A major part of the Atlantic Meridional Overturning Circulation (AMOC), a large-scale ocean circulation pattern, was warmer during the peak of Earth’s last ice age than previously thought, according to a new study published in Nature.
The study’s results contrast with those from previous studies hinting that the North Atlantic was relatively cold and that AMOC was weaker when faced with major climate stress during the Last Glacial Maximum (LGM), about 19,000–23,000 years ago.
The findings add confidence to models that scientists use to project how AMOC may change in the future as the climate warms, said Jack Wharton, a paleoceanographer at University College London and lead author of the new study.
Deepwater Data
The circulation of AMOC, now and in Earth’s past, requires the formation of dense, salty North Atlantic Deep Water (NADW), which brings oxygen to the deep ocean as it sinks and helps to regulate Earth’s climate. Scientists frequently use the climatic conditions of AMOC during the LGM as a test to determine how well climate models—like those used in major global climate assessments—simulate Earth systems.
However, prior to the new study, few data points existed to validate scientists’ models showing the state of NADW during the LGM. Scientists in 2002 analyzed fluid in ocean bottom sediment cores from four sites in the North Atlantic, South Pacific, and Southern Oceans, with results suggesting that deep waters in all three were homogeneously cold.

“The deep-ocean temperature constraints during the [Last Glacial Maximum] were pretty few and far between,” Wharton said. And to him, the 2002 results were counterintuitive. It seemed more likely, he said, that the North Atlantic during the peak of the last ice age would have remained mobile and that winds and cold air would have cooled and evaporated surface waters, making them saltier, denser, and more prone to create NADW and spur circulation.
“This is quite new,” he remembered thinking. “What kind of good science could help show that this is believable?”
Wharton and his colleagues evaluated 16 sediment cores collected across the North Atlantic.
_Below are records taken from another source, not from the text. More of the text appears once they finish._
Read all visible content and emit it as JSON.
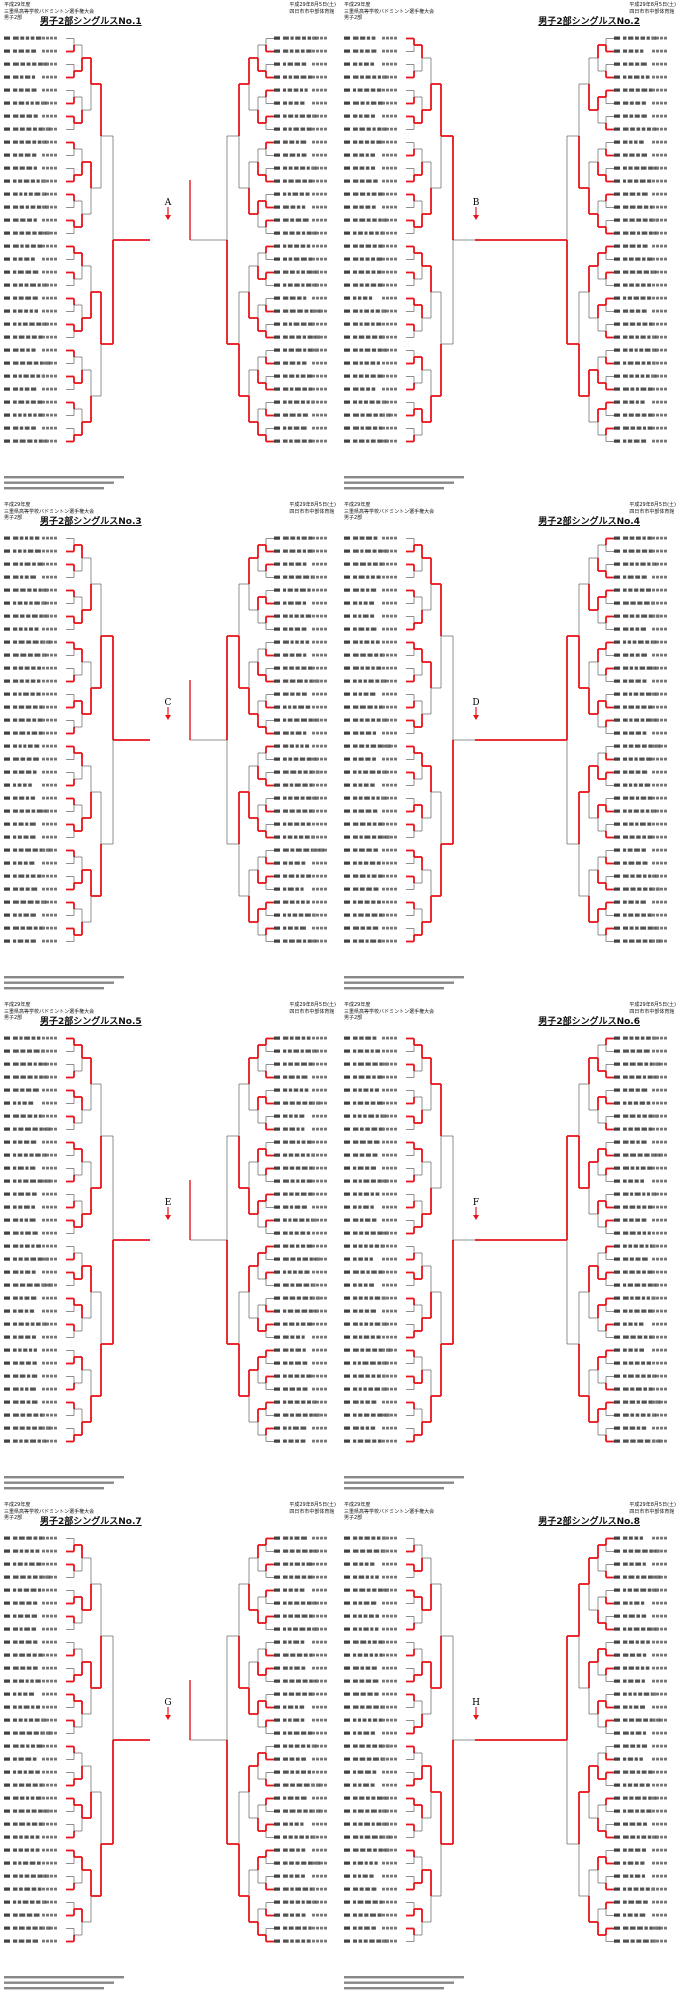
{
  "header": {
    "school_year": "平成29年度",
    "tournament": "三重県高等学校バドミントン選手権大会",
    "category": "男子2部",
    "date": "平成29年8月5日(土)",
    "venue": "四日市市中部体育館"
  },
  "brackets": [
    {
      "title": "男子2部シングルスNo.1",
      "block_letter": "A"
    },
    {
      "title": "男子2部シングルスNo.2",
      "block_letter": "B"
    },
    {
      "title": "男子2部シングルスNo.3",
      "block_letter": "C"
    },
    {
      "title": "男子2部シングルスNo.4",
      "block_letter": "D"
    },
    {
      "title": "男子2部シングルスNo.5",
      "block_letter": "E"
    },
    {
      "title": "男子2部シングルスNo.6",
      "block_letter": "F"
    },
    {
      "title": "男子2部シングルスNo.7",
      "block_letter": "G"
    },
    {
      "title": "男子2部シングルスNo.8",
      "block_letter": "H"
    }
  ],
  "colors": {
    "winner_line": "#e8141c",
    "bracket_line": "#222222"
  }
}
First, they measured the ratio of trace magnesium and calcium in microscopic shells of microorganisms called benthic foraminifera. This ratio relates to the temperature at which the microorganisms lived. The results showed much warmer North Atlantic Deep Water than the 2002 study indicated.
Wharton felt cautious, especially because magnesium to calcium ratios are sometimes affected by ocean chemistry as well as by temperature: “This is quite new,” he remembered thinking. “What kind of good science could help show that this is believable?”
The team, this time led by Emilia Kozikowska, a doctoral candidate at University College London, verified the initial results using a method called clumped isotope analysis, which measures how carbon isotopes in the cores are bonded together, a proxy for temperature. The team basically “did the whole study again, but using a different method,” Wharton said. The results aligned.

Analyzing multiple temperature proxies in multiple cores from a broad array of locations made the research “a really thorough and well-done study,” said Jean Lynch-Stieglitz, a paleoceanographer at the Georgia Institute of Technology who was not part of the research team but has worked closely with one of its authors.
The results, in conjunction with previous salinity data from the same cores, allowed the team to deduce how the North Atlantic likely moved during the LGM. “We were able to infer that the circulation was still active,” Wharton said.
Modeling AMOC
The findings give scientists an additional benchmark with which to test the accuracy of climate models, Lynch-Stieglitz said. “LGM circulation is a good target, and the more that we can refine the benchmarks…that’s a really good thing,” she said. “This is another really nice dataset that can be used to better assess what the Last Glacial Maximum circulation was really doing.”
“Our data [are] helping show that maybe AMOC was sustained.”
In many widely used climate models, North Atlantic circulation during the LGM looks consistent with the view provided by Wharton’s team’s results, indicating that NADW was forming somehow during the LGM, Lynch-Stieglitz said. However, no model can completely explain all of the proxy data related to the LGM’s climatic conditions.
“Our data [are] helping show that maybe AMOC was sustained,” which helps reconcile climate models with proxy data, Wharton said. Lynch-Stieglitz added that a perhaps equally important contribution of the new study is that it removes the sometimes difficult-to-simulate benchmark of very cold NADW during the LGM that was suggested in research in the early 2000s. “We don’t have to make the whole ocean super cold [in models],” she said.
Some climate models suggest that modern-day climate change may slow AMOC, which could trigger a severe cooling of Europe, change global precipitation patterns, and lead to additional Earth system chaos. However, ocean circulation is highly complex, and models differ in their ability to project future changes. Still, “if they could do a great job with LGM AMOC, then we would have a lot more confidence in their ability to project a future AMOC,” Lynch-Stieglitz said.
Wharton said the results also suggest that another question scientists have been investigating about the last ice age—how and why it ended—may be worth revisiting. Many hypotheses rely on North Atlantic waters being very close to freezing during the LGM, he said. “By us suggesting that maybe they weren’t so close to freezing…that sort of necessitates that people might need to rethink the hypotheses.”